Machine-learning-assisted discovery of empirical rule for inherent brittleness of full Heusler alloys

• The most 6 critical parameters of deciding ductility of X 2 YZ alloys were determined. • Element X in most of alloys with superior ductility was found to have FCC structure. • A formula k = m EWF m + nG m + k 0 that can effectively predict ductility was constructed. • An approach combining ML and analyses to reveal mechanism was exemplified. Brittleness is a critical issue hindering the potential application of the X 2 YZ-type full Heusler alloys in several fields of state-of-the-art technologies. To realize optimization of brittleness or design a ductile Heuser alloy, it is greatly urgent to identify the key materials factors deciding brittleness and establish an empirical rule to effectively evaluate ductility. For this purpose, by using a machine learning and human analysis cooperation approach, the brittleness of the X 2 YZ-type Heusler alloys was systematically studied. Results showed that the ductility is majorly decided by 6 key materials factors in the studied alloys. Using these 6 factors, a machine learning model to predict the Pugh's ratio k was constructed. Further analyses showed that the crystal structure of the X component could be the most critical factor deciding the ductility. The X component has the face-centered cubic (FCC) structure for most of the alloys with superior ductility.
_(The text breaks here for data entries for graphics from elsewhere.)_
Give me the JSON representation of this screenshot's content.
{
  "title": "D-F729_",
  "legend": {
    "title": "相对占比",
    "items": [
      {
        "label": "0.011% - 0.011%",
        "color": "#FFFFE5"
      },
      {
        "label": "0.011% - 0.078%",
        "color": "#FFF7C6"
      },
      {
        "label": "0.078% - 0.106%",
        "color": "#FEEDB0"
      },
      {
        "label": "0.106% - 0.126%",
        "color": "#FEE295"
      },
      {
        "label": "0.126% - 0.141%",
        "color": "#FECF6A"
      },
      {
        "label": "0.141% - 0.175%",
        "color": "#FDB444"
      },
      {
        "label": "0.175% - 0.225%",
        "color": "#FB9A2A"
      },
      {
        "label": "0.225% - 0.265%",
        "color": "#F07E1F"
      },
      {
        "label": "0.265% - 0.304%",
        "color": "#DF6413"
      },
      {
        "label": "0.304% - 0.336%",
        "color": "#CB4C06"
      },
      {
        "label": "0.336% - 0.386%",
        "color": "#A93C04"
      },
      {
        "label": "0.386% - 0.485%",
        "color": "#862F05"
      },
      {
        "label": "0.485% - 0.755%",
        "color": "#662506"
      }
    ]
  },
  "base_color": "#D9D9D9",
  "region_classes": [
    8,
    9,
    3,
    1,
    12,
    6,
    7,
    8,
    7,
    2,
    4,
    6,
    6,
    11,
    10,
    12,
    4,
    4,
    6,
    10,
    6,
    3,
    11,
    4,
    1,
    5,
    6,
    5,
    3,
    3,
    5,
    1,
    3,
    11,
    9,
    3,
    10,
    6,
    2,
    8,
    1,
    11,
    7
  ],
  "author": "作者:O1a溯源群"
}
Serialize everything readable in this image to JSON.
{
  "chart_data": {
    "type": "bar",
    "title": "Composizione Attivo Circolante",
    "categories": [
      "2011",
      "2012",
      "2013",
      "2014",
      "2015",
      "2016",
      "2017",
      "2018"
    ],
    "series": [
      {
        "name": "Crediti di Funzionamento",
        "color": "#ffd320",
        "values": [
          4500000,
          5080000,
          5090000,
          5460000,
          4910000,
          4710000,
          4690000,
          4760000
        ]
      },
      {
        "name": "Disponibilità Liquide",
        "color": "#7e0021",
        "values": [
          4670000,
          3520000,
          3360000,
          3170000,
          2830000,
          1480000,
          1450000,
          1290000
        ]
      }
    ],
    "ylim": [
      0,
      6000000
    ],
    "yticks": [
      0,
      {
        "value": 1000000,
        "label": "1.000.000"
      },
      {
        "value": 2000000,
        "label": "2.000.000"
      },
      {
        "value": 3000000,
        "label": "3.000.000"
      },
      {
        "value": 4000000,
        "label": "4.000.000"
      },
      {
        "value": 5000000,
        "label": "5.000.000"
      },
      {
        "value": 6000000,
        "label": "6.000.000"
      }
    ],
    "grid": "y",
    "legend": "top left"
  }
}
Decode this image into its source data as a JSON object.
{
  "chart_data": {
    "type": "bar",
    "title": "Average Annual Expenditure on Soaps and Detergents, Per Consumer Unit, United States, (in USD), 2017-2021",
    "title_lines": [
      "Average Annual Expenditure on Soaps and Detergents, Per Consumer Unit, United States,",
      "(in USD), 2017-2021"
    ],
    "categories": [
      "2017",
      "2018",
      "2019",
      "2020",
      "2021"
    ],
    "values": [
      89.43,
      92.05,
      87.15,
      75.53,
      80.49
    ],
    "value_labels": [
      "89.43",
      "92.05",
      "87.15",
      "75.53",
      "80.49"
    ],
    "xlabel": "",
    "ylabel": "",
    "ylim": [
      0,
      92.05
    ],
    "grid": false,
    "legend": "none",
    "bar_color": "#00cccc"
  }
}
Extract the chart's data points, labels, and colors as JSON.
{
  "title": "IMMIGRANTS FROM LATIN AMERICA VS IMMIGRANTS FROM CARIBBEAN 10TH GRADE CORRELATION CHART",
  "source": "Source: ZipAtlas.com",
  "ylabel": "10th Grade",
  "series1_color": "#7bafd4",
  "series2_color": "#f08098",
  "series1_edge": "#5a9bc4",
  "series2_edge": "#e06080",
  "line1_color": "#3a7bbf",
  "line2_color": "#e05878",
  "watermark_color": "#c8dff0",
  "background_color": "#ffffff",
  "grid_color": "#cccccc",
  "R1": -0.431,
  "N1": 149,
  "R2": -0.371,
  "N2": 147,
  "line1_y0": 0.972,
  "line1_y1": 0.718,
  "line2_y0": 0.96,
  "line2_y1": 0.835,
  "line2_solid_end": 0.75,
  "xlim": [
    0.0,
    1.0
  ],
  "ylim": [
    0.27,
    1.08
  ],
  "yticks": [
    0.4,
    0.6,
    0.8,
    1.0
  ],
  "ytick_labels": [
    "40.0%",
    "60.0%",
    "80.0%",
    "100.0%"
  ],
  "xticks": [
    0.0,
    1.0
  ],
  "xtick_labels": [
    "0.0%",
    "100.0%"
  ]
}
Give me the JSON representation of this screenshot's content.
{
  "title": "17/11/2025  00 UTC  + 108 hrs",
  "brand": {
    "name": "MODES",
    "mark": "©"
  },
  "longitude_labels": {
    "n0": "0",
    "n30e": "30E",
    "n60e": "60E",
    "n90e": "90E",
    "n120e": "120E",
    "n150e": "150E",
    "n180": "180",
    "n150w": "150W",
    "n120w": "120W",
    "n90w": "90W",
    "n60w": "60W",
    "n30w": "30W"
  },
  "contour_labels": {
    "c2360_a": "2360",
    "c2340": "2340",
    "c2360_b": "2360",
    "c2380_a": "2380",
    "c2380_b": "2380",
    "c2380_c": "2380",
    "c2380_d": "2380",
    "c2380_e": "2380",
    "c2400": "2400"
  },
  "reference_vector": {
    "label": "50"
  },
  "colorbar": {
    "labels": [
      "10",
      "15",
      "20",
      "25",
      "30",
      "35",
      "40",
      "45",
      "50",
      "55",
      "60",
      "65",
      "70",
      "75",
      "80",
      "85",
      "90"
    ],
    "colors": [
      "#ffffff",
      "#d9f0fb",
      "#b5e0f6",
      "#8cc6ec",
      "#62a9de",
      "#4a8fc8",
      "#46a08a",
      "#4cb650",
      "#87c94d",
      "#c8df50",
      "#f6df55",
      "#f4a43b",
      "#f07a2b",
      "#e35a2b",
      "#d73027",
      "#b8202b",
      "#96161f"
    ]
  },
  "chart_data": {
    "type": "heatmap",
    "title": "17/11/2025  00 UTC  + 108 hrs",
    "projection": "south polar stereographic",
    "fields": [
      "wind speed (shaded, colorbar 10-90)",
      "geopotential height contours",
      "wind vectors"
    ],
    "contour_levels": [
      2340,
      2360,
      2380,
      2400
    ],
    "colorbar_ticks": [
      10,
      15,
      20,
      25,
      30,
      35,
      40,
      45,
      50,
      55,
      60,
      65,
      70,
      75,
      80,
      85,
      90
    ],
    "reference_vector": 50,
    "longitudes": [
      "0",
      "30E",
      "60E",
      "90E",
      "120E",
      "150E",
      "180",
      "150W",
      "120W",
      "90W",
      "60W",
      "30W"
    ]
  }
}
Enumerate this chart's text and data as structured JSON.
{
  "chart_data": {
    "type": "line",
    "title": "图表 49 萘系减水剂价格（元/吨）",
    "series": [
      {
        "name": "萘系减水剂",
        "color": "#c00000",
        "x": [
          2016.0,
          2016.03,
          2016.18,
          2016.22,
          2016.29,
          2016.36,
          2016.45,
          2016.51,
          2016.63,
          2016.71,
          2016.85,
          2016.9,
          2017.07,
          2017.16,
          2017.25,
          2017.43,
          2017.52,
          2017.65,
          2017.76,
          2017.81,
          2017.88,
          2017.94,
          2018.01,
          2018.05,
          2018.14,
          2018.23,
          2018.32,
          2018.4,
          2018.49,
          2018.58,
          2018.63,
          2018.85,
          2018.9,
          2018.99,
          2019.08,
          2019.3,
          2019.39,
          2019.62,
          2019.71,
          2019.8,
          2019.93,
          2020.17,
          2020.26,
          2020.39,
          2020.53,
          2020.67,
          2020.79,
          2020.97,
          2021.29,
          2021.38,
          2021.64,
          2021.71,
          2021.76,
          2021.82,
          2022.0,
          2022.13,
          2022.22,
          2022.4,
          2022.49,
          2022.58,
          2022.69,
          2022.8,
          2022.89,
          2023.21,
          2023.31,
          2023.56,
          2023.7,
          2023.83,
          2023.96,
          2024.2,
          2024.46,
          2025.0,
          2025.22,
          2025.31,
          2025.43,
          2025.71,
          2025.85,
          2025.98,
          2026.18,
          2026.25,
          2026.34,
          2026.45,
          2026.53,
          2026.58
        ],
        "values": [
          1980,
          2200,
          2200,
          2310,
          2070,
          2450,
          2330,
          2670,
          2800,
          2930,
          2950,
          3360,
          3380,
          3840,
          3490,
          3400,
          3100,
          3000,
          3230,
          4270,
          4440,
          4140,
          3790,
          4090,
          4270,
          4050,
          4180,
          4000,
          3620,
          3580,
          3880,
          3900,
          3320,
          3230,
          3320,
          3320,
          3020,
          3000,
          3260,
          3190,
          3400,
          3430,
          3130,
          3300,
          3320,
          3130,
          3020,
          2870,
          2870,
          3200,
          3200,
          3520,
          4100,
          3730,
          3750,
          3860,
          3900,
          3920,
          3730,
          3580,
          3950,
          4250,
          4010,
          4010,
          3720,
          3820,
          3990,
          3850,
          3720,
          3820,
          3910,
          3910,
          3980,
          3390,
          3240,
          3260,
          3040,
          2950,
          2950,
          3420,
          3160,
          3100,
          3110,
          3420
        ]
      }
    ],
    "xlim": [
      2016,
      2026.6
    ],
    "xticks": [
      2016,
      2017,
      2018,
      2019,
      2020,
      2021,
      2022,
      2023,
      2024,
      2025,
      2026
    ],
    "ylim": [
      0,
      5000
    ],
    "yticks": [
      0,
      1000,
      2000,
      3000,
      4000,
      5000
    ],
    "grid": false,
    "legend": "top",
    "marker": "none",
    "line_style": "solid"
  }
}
To effectively estimate ductility and guide materials design, an empirical formula of k = m EWF m + nG m + k 0 was established based on the known information of electron work function (EWF) and shear modulus ( G ) of the X, Y, and Z elements where the subscript m represents the weight-average value. The coefficients of m (negative) and n (positive) were confirmed to have opposite signs, which can be explained based on the relations between the ductility and the deformation/fracture resistance. This work is expected to deepen the understanding in ductility and promote the design of advanced ductile Heusler alloys.